Resources I’ve found, and why they don’t answer my questions

This is what I’ve found so far, if you know any other relevant resources please let me know!

However, on other distros and other machines, whenever I reboot, I can see that the e820 map changes slightly in the same fashion. So it appears that those other distros are doing something to prevent the issue I’m running into, but because of the lack of boot-related logging on successful resumptions from hibernation, I don’t know what it is.

I’m not sure, I just checked the kernel used by Arch Linux and I can’t find any patches about this. The only difference, if any, must be in the configuration, so I diffed NixOS (linuxPackages_latest.kernel.configfile) with the Arch config but nothing jumps out.

@nellie I found this post earlier this week in my search for others that were dealing with the same problem as me. I’m in the process of setting up a Framework 16 with an AMD Ryzen AI 300 without the GPU add-on using Arch Linux. I discovered with the default configuration of systemd that my system would not resume from hibernate exactly for the reason that you mentioned (mismatch of e820 memory after each reboot).

After investigating a variety of options, and using the Linux Kernel Power Management Debug steps, I discovered the issue was with how systemd was executing the hibernate operation, given that when I tested system hibernation using the Linux kernel, it worked without issue.

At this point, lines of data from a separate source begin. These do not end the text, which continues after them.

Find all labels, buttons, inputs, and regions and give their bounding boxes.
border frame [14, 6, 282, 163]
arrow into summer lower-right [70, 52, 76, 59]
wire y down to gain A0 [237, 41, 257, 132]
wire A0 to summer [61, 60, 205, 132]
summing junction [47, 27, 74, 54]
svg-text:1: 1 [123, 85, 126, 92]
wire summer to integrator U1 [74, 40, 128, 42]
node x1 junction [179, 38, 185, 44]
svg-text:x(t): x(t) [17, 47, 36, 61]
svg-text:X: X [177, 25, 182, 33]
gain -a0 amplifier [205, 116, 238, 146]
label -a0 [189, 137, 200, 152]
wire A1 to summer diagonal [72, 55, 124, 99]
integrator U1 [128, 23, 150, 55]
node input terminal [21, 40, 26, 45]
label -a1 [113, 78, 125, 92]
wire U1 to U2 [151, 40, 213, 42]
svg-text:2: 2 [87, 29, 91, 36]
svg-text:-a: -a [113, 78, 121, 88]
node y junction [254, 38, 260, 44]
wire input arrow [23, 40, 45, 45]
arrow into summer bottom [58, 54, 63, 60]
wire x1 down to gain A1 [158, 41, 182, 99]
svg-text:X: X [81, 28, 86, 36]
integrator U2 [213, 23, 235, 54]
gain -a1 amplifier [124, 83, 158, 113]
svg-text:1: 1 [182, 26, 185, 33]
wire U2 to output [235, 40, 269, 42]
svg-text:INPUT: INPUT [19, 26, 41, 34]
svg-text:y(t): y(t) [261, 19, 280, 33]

I then started investigating power states, specifically System Sleep States as defined in the Linux Kernel documentation which led me down the path to see what other options systemd offered for hibernation. I discovered suspend-to-hibernate and tested it.

To my disbelief, it worked, repeatedly, every single time. Over the last 24 hours, in my limited testing, when I use suspend-to-hibernate, my system recovers from hibernation successfully.

From my review of the system logs, the difference between systemd hibernate and systemd suspend-to-hibernate is that hibernate forces the system to sleep state s4 directly, whereas suspend-to-hibernate stages from S2Idle to S4 after a period of (configured) time as defined in systemd/sleep.conf. During restoration, given the system started in S2Idle before reaching S4, the power on process is slightly different, as it looks like the system reverts to a runtime state from a suspend state (instead of an S4 state), where systemd-logind can effectively pick up from where it left off.

The only changes I made to my system from the default Arch Linux installation to enable hibernate were the following:

  1. Enable swap and define the entry in /etc/fstab
  2. Add /etc/systemd/logind.conf.d/lidswitch.conf with the following contents to ensure that when the lid switch is triggered, logind enters suspend-then-hibernate instead of suspend or hibernate.
[Login] 
HandleLidSwitch=suspend-then-hibernate

In terms of any BIOS changes, there are none on the Framework 16 that modulate sleep state or adjust BIOS e820 memory holes.

I hope this note is helpful in your investigation. I realize you started this thread a couple of years ago, and may have already solved it.